Very happy for all involved. Sherry and Milton are two special
people who have worked their tails off !
Sorry but don't have all the Open results.
Unofficial is Danny Farmer 1st with Roper
Larry Sarek 2nd Steve Yozamp and Lucky 3rd 
Rorem 4th with I think Coach and Danny RJ with Holland
Congratulations to all who placed and finished!


----------



## Bustin' (Jun 5, 2007)

Open placements

1st. #2 Farmer
2nd #20 Sarrek
3rd #8 Yozamp
4th #32 I think Rorem sorry no book on me
RJ 12

JAMS 11.26,29,41,54,74


----------



## Bustin' (Jun 5, 2007)

With all the blue going to the same house, I need to get a puppy in their house!! Congrats!!!


----------



## Cynthia Tallman (Jul 25, 2006)

A weekend to remember for Milton and Sherry McClure! Congratulations to you both and to Mr. Farmer too.


----------



## Frank Jones (Feb 17, 2004)

Sherry and Milton McClure had an amazing and successful weekend with four different dogs!
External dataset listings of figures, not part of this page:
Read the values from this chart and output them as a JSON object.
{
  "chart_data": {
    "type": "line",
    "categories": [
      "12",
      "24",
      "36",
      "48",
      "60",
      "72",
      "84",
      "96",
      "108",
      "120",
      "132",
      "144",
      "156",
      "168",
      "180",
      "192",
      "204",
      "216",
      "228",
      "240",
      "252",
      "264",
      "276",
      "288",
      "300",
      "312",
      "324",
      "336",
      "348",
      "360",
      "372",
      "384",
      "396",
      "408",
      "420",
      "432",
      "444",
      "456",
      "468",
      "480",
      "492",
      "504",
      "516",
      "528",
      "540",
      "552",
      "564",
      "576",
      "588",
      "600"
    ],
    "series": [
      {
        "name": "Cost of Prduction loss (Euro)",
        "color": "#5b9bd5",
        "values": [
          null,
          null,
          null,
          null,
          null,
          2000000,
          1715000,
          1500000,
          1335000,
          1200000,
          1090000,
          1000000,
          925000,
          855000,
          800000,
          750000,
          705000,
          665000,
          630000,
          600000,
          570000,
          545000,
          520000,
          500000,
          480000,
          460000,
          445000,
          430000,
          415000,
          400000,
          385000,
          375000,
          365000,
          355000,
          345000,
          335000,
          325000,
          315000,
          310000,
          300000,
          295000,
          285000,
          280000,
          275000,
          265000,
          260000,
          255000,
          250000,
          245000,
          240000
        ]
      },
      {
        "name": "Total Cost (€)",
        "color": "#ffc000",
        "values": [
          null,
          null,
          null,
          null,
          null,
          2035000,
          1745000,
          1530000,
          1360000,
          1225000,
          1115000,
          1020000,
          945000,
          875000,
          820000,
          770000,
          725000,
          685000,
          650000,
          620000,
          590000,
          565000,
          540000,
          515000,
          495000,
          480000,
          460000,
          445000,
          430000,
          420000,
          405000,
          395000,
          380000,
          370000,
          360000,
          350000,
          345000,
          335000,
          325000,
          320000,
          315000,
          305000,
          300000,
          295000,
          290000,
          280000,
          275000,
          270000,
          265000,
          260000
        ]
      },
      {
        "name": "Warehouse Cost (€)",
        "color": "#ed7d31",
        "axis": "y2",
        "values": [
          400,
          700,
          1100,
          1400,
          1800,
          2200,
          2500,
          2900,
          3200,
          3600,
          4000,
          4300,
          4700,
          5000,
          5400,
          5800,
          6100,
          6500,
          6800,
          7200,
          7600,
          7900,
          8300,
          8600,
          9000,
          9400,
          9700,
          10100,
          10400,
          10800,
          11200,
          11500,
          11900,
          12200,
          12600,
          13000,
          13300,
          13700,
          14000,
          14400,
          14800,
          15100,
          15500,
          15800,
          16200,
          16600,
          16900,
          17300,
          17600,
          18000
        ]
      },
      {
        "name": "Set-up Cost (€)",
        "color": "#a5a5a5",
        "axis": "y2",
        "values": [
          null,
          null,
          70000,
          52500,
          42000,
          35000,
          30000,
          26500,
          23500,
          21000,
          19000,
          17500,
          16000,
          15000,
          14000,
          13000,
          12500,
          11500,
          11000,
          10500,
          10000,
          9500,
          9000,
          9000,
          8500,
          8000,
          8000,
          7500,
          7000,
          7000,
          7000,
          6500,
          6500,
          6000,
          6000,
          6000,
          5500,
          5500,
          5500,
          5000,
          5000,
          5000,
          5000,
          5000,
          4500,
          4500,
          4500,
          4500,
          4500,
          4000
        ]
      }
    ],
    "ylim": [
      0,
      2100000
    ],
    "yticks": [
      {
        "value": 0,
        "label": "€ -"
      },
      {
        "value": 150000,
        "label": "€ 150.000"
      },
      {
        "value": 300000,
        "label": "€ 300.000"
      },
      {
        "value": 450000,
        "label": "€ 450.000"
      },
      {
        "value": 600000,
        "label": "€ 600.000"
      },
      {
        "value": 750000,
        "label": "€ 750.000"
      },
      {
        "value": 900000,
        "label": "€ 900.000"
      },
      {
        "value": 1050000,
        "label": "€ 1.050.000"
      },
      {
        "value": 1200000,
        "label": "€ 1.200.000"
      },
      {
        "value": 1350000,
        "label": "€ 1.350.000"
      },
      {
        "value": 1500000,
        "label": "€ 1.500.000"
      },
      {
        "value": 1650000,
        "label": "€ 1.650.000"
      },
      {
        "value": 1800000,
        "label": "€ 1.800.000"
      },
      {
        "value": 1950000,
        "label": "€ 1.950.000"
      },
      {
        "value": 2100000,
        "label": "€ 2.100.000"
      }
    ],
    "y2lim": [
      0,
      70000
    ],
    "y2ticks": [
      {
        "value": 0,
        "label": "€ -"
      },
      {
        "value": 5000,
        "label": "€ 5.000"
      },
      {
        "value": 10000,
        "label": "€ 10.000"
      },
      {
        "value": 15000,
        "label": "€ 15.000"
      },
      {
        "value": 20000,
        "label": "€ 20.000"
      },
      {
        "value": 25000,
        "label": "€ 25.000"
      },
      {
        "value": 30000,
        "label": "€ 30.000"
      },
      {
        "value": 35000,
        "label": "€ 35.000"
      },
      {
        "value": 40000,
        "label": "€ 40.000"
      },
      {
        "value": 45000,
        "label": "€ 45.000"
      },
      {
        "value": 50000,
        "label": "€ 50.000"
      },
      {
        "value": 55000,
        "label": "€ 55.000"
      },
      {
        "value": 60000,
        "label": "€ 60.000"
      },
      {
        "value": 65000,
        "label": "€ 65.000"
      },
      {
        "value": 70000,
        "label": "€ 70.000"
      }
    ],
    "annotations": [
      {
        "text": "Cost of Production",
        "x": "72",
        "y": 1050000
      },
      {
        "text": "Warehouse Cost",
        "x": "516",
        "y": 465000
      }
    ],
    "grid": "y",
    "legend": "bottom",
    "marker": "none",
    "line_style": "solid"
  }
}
I'm not sure I've heard of that before . . . What a weekend to remember! "Congratulations" hardly says enough!

rita


----------



## Aaron Homburg (Sep 23, 2005)

Frank Jones said:


> Sherry and Milton McClure had an amazing and successful weekend with four different dogs! I'm not sure I've heard of that before . . . What a weekend to remember! "Congratulations" hardly says enough!
> 
> rita


*Unbelievable!! I wonder if it has happened before? Surely if it has there is a name for it, Golden Sombrero, Clean Sweep???? Might start with kicking and end with names!!! Congrats to the McClure's and the Farmer camp!! 4 Blue in a weekend!!! 

Wow Regards,

Aaron
*


----------